How will you use bevy to render?

Bevy’s PBR system doesn’t seem to work well with voxel games


There are 90,000 blocks with 10 light sources. It will have a low FPS when moving, and can’t add more light sources.

2 Likes

IIRC, Greg said he’d be using Amethyst, not Bevy.

10 lights limit is about dynamic lights, is it not? If that’s the case then that’s not really a problem for a voxel game.
If someone tries to make a voxel sandbox game where every light source is a dynamic one, they are going to be in for a baaaad time. Players will ask why their 100x100x100 block of only light sources are frying their PC’s while giving them a single frame to look at.

90,000 blocks doesn’t really say much either. It’s all in how they are rendered.
If they don’t cull unseen triangles (marching cubes kinda deal) then you are rendering 90k x 2 x 6 = 1 million triangles. Whereas a properly setup scene would draw just 90k x 2 triangles or 180 k tris.
And even then, there are some optimizations one can make in just the triangle count alone. But never optimize before you have a sound foundation and only optimize when you run into problems.

And then there’s the question of batching. All i can see here is a bunch of colored blocks.
Are each of these blocks drawn one at a time with a specific color, or are they drawn in a single batch with just their coordinates and color info/UV’s being fed to the GPU?
Again, the difference is HUGE in the amount of data and processing needed.
Instancing is a technique where you say “draw this object at these coordinates” instead of telling the GPU to draw each and every cube separately.

With instancing, any decent graphics pipeline can easily draw millions of unculled cubes on even the most basic hardware with some resemblance of manageable FPS. And when they are properly culled or even made into a mesh, FPS can easily double under certain circumstances.
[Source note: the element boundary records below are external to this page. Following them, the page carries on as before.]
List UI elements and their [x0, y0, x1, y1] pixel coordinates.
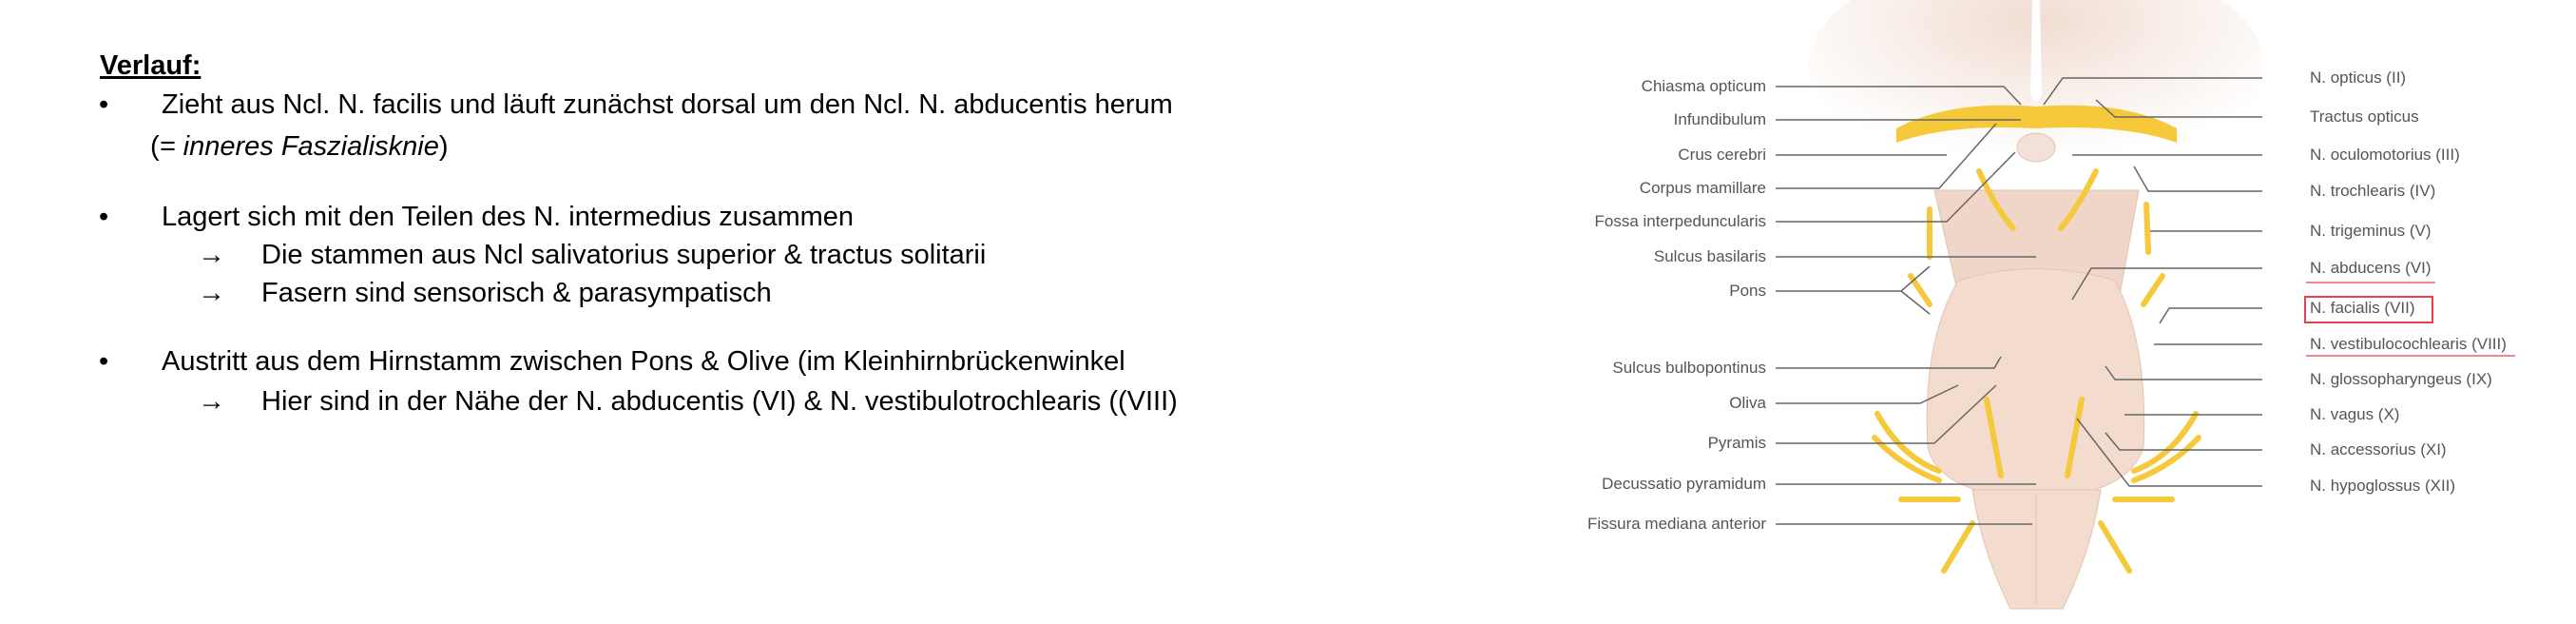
underline-abducens	[2306, 282, 2435, 283]
label-oliva: Oliva	[1729, 394, 1766, 412]
label-chiasma-opticum: Chiasma opticum	[1641, 77, 1766, 95]
label-n-vestibulocochlearis: N. vestibulocochlearis (VIII)	[2310, 335, 2507, 353]
label-n-trigeminus: N. trigeminus (V)	[2310, 222, 2432, 240]
label-pyramis: Pyramis	[1707, 434, 1766, 452]
label-n-vagus: N. vagus (X)	[2310, 405, 2400, 423]
label-n-glossopharyngeus: N. glossopharyngeus (IX)	[2310, 370, 2492, 388]
label-tractus-opticus: Tractus opticus	[2310, 107, 2419, 126]
label-n-accessorius: N. accessorius (XI)	[2310, 440, 2447, 458]
label-n-trochlearis: N. trochlearis (IV)	[2310, 182, 2436, 200]
highlight-box-facialis	[2304, 296, 2433, 323]
fissura-longitudinalis	[2030, 0, 2042, 101]
label-crus-cerebri: Crus cerebri	[1678, 146, 1766, 164]
label-decussatio-pyramidum: Decussatio pyramidum	[1602, 475, 1766, 493]
label-pons: Pons	[1729, 282, 1766, 300]
label-fossa-interpeduncularis: Fossa interpeduncularis	[1594, 212, 1766, 230]
label-n-hypoglossus: N. hypoglossus (XII)	[2310, 477, 2456, 495]
brainstem-illustration	[1776, 0, 2264, 610]
infundibulum	[2016, 132, 2056, 163]
label-n-oculomotorius: N. oculomotorius (III)	[2310, 146, 2460, 164]
label-sulcus-bulbopontinus: Sulcus bulbopontinus	[1612, 359, 1766, 377]
underline-vestibulocochlearis	[2306, 355, 2515, 357]
label-sulcus-basilaris: Sulcus basilaris	[1653, 247, 1766, 265]
label-n-abducens: N. abducens (VI)	[2310, 259, 2432, 277]
label-n-opticus: N. opticus (II)	[2310, 68, 2407, 87]
label-corpus-mamillare: Corpus mamillare	[1639, 179, 1766, 197]
label-infundibulum: Infundibulum	[1673, 110, 1766, 128]
label-fissura-mediana-anterior: Fissura mediana anterior	[1586, 515, 1766, 533]
pons	[1926, 268, 2145, 500]
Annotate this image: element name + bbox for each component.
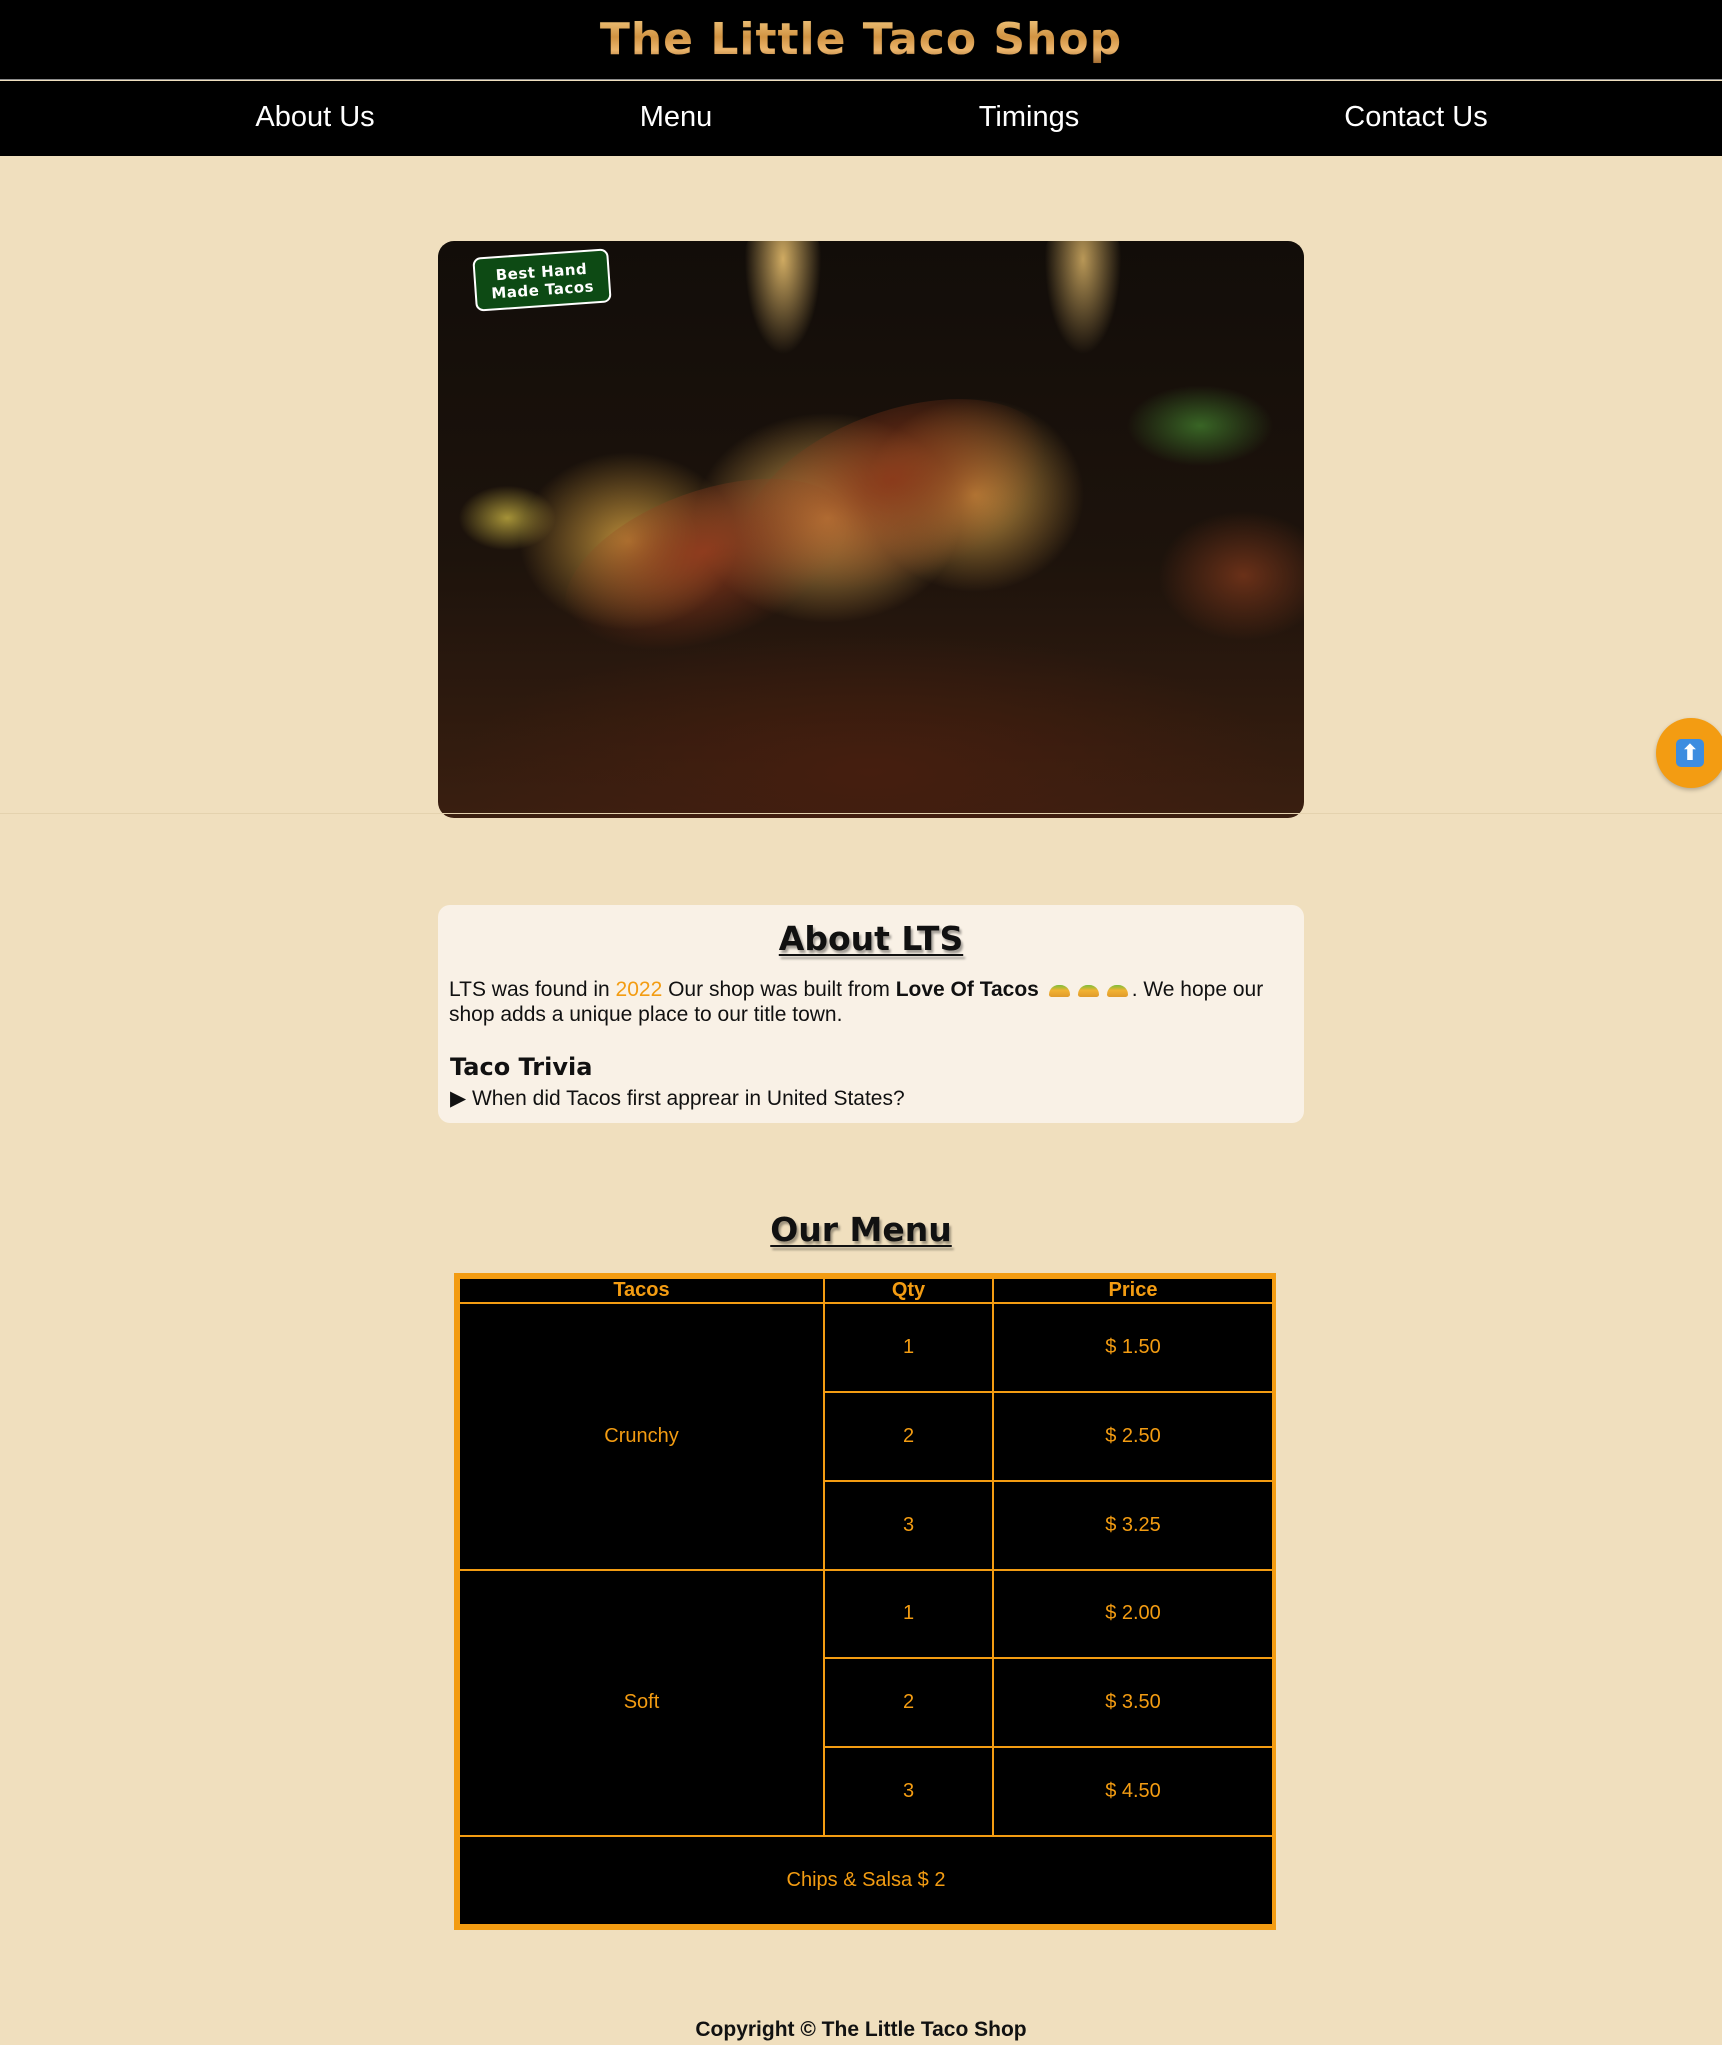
- scroll-to-top-button[interactable]: ⬆: [1656, 718, 1722, 788]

If Bevy doesn’t provide this functionality in some way to the programmer then it’s a bad engine. But i highly doubt they would do that.

3 Likes

Bevy is the successor to Amethyst and Amethyst died like a few months ago thanks to that, lol.So this is just a basic update of the Engine. :wink:

90000 unoptimized blocks, I bet you those are all Entities instead of one singular Mesh of Textures. It is impressive that those over 90000 Blocks even managed to render well like this. So yeah, batching is important for sure.

I dont think they have a dedicated Voxel Engine, but in that particular case it is better to have a custom Voxel Builder so customization and optimization could work better.

Also I am very soon designing the User Interface of Mechaenetia, at least for GUIs (Main Menu, etc), because there is finally enough basement work for me to understand how to actually make anything (I am really not a backend kind of person so I somewhat relied on @OvermindDL1 doing it for me, especially when it comes to structuring the whole thing in an orderly and professional fashion)

3 Likes

I am still seeing activity on Amethyst’s Github but i am not invested in either of them so yeah.

No, of course they don’t have a Voxel engine. That’s for the programmers to implement themselves.
But ability to use the GPU properly is a must. Otherwise it’s just another playtool.
Most other game engines (even Unity) can customize how things are batched.

2 Likes

Yeah I’m very surprised that 90,000 unbatched cubes are that fast as it is, 90,000 batched cubes will be a single draw call, so not slow.

1 Like

After more testing, I found that the program did not use GPU, so did other bevy programs, which may be the reason for the slow running.

2 Likes

Are you sure you did everything right? Did you install the Vulkan DEV Drivers on your Machine so you can actually test it?

2 Likes

The result is that Windows 10 shows the wrong data. In fact, the program uses GPU normally.

2 Likes

Add “unlit:true” can make blocks get rid of PBR rendering. As for batching,GPU Instance maybe a possible way,but it’s still unimplemented, and I’m not sure if there are some ways can be used in bevy now.

2 Likes

For a block renderer the chunks will need to be manually batched regardless, so no issue.